V
But woe to whoso touches the poor hives! Keep away from the abodes of want! Here, smoke has lost its spell, and you shall scarce have emitted the first puffs before twenty thousand acrid and enraged demons will dart from within the walls, overwhelm your hands, blind your eyes and blacken your face. No living being, except, they say, the bear and the Sphinx Atropos, can resist the rage of the mailed legions. Above all, do not struggle: the fury would overtake the neighbouring colonies; and the smell of the spilt venom would enrage all the republics around. There is no means of safety other than instant flight through the bushes. The bee is less rancorous, less implacable than the wasp and rarely pursues her enemy.

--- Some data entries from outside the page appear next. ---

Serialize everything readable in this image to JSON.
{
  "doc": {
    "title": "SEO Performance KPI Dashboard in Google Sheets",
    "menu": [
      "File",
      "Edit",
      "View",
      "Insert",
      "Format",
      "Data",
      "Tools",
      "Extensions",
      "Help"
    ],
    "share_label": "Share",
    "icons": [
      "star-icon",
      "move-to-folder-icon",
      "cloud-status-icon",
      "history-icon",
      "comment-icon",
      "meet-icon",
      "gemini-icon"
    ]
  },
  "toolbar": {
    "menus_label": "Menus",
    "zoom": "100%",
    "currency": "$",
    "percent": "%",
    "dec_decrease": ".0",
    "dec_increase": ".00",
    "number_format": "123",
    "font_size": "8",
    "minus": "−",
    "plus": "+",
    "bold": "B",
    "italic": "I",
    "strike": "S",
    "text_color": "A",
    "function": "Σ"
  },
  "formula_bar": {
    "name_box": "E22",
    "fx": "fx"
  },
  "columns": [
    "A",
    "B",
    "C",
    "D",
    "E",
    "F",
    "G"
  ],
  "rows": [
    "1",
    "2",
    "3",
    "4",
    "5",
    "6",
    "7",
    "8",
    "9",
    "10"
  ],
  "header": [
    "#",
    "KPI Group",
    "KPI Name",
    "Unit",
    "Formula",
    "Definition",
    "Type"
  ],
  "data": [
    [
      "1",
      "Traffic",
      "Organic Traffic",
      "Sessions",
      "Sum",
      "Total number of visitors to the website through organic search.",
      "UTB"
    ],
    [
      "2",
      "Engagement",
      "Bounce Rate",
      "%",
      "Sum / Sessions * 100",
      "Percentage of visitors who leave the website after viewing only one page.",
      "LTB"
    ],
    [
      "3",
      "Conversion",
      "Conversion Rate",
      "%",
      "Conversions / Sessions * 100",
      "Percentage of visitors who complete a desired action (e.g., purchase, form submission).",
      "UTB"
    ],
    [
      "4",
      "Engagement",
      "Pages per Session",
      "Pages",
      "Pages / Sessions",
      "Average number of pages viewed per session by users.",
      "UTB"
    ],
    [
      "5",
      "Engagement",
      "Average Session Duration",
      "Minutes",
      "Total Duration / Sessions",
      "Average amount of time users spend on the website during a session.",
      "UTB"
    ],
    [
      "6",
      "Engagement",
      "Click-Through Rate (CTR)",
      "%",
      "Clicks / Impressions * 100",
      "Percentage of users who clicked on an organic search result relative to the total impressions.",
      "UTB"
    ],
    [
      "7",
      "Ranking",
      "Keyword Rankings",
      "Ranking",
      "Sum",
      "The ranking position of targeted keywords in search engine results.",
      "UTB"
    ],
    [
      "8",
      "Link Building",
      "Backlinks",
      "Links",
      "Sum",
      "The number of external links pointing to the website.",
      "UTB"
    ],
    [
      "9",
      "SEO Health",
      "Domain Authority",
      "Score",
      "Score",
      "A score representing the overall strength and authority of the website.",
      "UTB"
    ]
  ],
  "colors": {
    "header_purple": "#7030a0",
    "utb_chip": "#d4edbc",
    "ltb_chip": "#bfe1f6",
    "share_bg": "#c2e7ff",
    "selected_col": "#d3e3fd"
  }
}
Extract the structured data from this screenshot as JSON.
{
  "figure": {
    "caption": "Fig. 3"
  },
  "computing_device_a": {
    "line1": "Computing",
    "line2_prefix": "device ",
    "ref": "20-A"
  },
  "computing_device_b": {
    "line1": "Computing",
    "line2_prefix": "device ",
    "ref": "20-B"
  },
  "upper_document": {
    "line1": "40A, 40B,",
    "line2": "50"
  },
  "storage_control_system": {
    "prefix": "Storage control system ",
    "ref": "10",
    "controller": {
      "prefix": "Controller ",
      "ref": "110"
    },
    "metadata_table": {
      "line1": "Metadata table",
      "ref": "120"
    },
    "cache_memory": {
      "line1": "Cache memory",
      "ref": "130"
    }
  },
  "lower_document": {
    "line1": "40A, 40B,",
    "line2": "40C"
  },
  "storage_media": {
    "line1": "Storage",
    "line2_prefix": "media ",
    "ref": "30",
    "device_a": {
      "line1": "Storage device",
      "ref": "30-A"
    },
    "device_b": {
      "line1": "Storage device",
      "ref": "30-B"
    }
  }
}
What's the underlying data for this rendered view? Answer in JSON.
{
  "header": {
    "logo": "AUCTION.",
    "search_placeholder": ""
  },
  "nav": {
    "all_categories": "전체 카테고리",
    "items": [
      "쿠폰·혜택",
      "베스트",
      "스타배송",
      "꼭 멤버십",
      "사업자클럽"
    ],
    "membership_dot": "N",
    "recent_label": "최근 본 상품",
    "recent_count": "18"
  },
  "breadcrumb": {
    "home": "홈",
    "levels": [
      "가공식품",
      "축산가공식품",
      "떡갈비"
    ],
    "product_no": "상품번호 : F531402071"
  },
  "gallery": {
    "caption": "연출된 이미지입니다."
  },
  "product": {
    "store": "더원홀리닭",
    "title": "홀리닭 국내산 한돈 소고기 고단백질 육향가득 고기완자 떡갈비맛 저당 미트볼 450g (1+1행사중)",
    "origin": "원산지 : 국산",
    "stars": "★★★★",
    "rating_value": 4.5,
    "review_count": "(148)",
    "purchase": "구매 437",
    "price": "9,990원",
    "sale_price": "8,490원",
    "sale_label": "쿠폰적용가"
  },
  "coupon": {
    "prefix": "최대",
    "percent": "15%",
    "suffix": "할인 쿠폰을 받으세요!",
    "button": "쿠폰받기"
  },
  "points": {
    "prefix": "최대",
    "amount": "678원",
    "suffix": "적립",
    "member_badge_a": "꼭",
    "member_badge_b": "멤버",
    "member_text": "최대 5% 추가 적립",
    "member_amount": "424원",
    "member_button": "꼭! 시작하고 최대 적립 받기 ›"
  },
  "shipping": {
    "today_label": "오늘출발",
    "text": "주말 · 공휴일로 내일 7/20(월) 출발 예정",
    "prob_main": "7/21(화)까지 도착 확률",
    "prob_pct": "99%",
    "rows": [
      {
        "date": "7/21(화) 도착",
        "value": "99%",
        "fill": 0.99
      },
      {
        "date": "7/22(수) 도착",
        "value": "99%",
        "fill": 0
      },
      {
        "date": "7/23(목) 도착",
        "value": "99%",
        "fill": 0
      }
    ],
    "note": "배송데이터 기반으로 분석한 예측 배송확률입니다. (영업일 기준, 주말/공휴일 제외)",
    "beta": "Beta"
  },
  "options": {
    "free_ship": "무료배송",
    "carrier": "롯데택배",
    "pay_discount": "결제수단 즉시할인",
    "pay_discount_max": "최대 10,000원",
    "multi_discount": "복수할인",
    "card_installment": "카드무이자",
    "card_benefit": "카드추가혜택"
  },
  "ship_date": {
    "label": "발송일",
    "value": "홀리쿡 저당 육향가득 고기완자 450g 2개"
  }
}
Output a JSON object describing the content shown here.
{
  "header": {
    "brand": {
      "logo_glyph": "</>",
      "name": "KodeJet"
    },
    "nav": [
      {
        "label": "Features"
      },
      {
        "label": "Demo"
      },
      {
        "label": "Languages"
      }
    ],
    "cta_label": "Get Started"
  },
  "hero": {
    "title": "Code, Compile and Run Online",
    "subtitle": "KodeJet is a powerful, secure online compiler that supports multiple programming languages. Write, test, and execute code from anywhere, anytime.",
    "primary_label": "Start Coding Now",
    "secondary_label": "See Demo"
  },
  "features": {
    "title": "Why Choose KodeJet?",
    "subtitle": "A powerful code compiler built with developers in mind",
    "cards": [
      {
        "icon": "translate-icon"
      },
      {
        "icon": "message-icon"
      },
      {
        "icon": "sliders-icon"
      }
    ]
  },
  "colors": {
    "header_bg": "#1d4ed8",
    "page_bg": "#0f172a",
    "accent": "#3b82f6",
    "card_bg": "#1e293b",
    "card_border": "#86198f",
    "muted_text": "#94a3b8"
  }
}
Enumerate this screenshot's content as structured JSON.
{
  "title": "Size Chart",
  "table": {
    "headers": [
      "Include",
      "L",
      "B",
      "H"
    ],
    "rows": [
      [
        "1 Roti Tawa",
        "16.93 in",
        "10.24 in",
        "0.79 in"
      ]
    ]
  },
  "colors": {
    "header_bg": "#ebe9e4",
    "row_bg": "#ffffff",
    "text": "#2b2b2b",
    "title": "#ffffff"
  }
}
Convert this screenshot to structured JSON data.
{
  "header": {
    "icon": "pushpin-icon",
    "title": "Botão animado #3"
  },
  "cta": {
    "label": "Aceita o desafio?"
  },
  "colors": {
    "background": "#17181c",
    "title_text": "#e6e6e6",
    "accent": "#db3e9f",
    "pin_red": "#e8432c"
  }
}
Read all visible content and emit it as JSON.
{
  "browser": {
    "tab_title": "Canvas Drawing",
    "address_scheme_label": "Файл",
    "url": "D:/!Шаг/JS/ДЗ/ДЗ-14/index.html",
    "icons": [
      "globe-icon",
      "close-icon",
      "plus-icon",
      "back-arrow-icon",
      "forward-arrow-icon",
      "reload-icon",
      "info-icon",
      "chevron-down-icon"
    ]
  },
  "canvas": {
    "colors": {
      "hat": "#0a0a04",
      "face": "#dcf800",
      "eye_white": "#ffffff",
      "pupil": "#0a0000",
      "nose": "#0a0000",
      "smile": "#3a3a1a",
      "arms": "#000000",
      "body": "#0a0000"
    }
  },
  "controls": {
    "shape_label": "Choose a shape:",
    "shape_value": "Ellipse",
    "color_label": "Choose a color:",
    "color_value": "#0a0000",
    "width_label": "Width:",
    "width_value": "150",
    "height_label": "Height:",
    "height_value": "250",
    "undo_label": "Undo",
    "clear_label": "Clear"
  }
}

If flight be impossible, absolute immobility alone might calm her or put her off the scent. She fears and attacks any too sudden movement, but at once forgives that which no longer stirs.
The poor hives live, or rather die from day to day, and it is because they have no honey in their cellars that smoke makes no impression on them. They cannot gorge themselves like their sisters that belong to happier tribes; the possibilities of a future city are not there to divert their ardour. Their only thought is to perish on the outraged threshold, and, lean, shrunk, nimble, unrestrained, they defend it with unheard-of heroism and desperation. Therefore, the cautious beekeeper never displaces the indigent hives without making a preliminary sacrifice to the hungry Furies. His offering is a honey-comb. They come hastening up and then, the smoke assisting, they distend and intoxicate themselves: behold them reduced to helplessness like the rich burgesses of the plentiful cells.